Mendeleyev leans forward, his image enlarging on the screen, first of all with a reassuring smile. “Well … you have done so much already. You are loyal and honest with Sveta, caring, considerate and fun. From her point of view, you have stood by her. However, the present situation … is more a … well even though I am sitting in what some used to call “A Temple to Rational Materialism” … in my opinion, you are dealing with matters of the soul, and not merely matters of the brain. My advice is: continue to be loving and patient but I should warn you that a crisis may be on the horizon. When Alana’s baby is born. This may provoke emotional reactions for Sveta. You may have pieces to pick up. She will need your help. That may be your best opportunity for a proper resolution, when you may both have an opportunity to be completely honest with each other.”
“And the girl?”
“Vyera?”
“Vyera. When I sourced her, I thought she might be useful to Alana after the baby and be good company for Sveta when Alana was busy or wanted time to herself.”

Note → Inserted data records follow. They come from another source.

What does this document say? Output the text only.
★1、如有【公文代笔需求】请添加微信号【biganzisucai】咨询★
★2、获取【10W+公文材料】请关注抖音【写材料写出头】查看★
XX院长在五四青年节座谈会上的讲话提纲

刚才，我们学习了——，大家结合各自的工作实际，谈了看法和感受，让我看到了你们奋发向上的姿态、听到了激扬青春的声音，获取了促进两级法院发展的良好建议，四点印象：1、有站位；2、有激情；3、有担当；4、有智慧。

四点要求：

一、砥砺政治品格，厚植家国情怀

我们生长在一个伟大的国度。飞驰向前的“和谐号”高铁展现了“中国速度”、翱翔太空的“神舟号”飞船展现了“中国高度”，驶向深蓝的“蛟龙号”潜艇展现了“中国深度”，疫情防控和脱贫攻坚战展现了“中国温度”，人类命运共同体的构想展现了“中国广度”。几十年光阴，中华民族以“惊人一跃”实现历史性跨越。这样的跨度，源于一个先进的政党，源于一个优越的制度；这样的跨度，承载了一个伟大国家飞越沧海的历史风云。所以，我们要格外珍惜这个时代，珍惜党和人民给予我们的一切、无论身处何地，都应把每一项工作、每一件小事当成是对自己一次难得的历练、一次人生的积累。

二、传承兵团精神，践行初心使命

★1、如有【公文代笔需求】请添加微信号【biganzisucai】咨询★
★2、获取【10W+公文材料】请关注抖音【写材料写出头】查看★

“Yes. Vyera.” Igor’s expression takes on a slightly abstracted look, as though he is staring over Anatoly’s shoulder. “Anatoly Sergeyevitch I have discovered that there is a issue with Vyera.”
“Issue?”
“Does Sveta Nikitechna know the Vyera”s date of birth?”

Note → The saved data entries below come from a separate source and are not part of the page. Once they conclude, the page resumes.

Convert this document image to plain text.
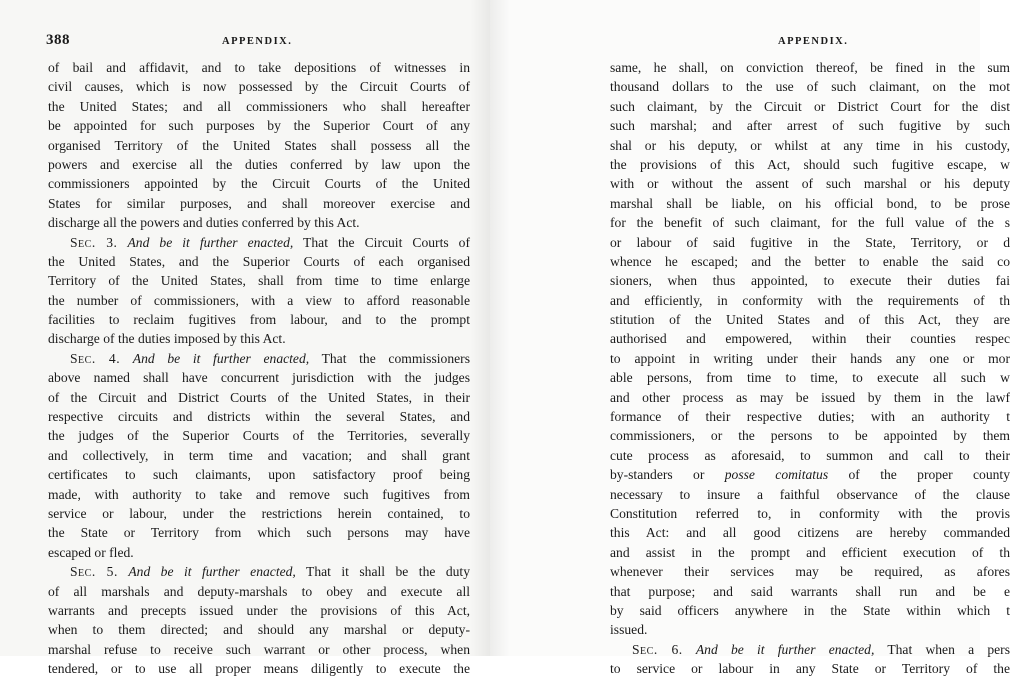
388	APPENDIX.
of bail and affidavit, and to take depositions of witnesses in
civil causes, which is now possessed by the Circuit Courts of
the United States; and all commissioners who shall hereafter
be appointed for such purposes by the Superior Court of any
organised Territory of the United States shall possess all the
powers and exercise all the duties conferred by law upon the
commissioners appointed by the Circuit Courts of the United
States for similar purposes, and shall moreover exercise and
discharge all the powers and duties conferred by this Act.
Sec. 3. And be it further enacted, That the Circuit Courts of
the United States, and the Superior Courts of each organised
Territory of the United States, shall from time to time enlarge
the number of commissioners, with a view to afford reasonable
facilities to reclaim fugitives from labour, and to the prompt
discharge of the duties imposed by this Act.
Sec. 4. And be it further enacted, That the commissioners
above named shall have concurrent jurisdiction with the judges
of the Circuit and District Courts of the United States, in their
respective circuits and districts within the several States, and
the judges of the Superior Courts of the Territories, severally
and collectively, in term time and vacation; and shall grant
certificates to such claimants, upon satisfactory proof being
made, with authority to take and remove such fugitives from
service or labour, under the restrictions herein contained, to
the State or Territory from which such persons may have
escaped or fled.
Sec. 5. And be it further enacted, That it shall be the duty
of all marshals and deputy-marshals to obey and execute all
warrants and precepts issued under the provisions of this Act,
when to them directed; and should any marshal or deputy-
marshal refuse to receive such warrant or other process, when
tendered, or to use all proper means diligently to execute the
APPENDIX.
same, he shall, on conviction thereof, be fined in the sum
thousand dollars to the use of such claimant, on the mot
such claimant, by the Circuit or District Court for the dist
such marshal; and after arrest of such fugitive by such
shal or his deputy, or whilst at any time in his custody,
the provisions of this Act, should such fugitive escape, w
with or without the assent of such marshal or his deputy
marshal shall be liable, on his official bond, to be prose
for the benefit of such claimant, for the full value of the s
or labour of said fugitive in the State, Territory, or d
whence he escaped; and the better to enable the said co
sioners, when thus appointed, to execute their duties fai
and efficiently, in conformity with the requirements of th
stitution of the United States and of this Act, they are
authorised and empowered, within their counties respec
to appoint in writing under their hands any one or mor
able persons, from time to time, to execute all such w
and other process as may be issued by them in the lawf
formance of their respective duties; with an authority t
commissioners, or the persons to be appointed by them
cute process as aforesaid, to summon and call to their
by-standers or posse comitatus of the proper county
necessary to insure a faithful observance of the clause
Constitution referred to, in conformity with the provis
this Act: and all good citizens are hereby commanded
and assist in the prompt and efficient execution of th
whenever their services may be required, as afores
that purpose; and said warrants shall run and be e
by said officers anywhere in the State within which t
issued.
Sec. 6. And be it further enacted, That when a pers
to service or labour in any State or Territory of the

“Of course: she has read Vyera’s data file. How could that be of significance?”
“I had some research done in the archives at The Centre. Our state has many flaws but it keeps exceptionally good records. The due date for Sveta’s aborted child was the same as Vyera’s actual birthday. Vyera is, I am sure, a constant reminder for Sveta of the child Popova forced her to abort.”
“That can be easily remedied.” Anatoly’s blunt response earns him a chiding look from Igor.
“No. Absolutely not. The damage is done. The extra complication that is Vyera has been added to the mixture and cannot now be withdrawn. If Vyera disappears, history will merely repeat itself for Sveta. I believe that now Vyera is a member of your household, she must stay. But you should watch, my friend. Watch and take care of your wife. Her feelings may prove stronger than she is used to. She may need you to catch her if she misses her footing.”
Anatoly nods. It’s as though he has suddenly discovered a steel ball is, in fact, just made of china. That something seemingly strong and resilient is actually delicate and fragile. He’s not sure that he knows how to deal with this. Igor Mendeleyev knows just what he is feeling but he knows too, that this is not the moment to offer more advice.
Footnotes:
(1) Waitrose. An up-market British supermarket. Part of the John Lewis Partnership.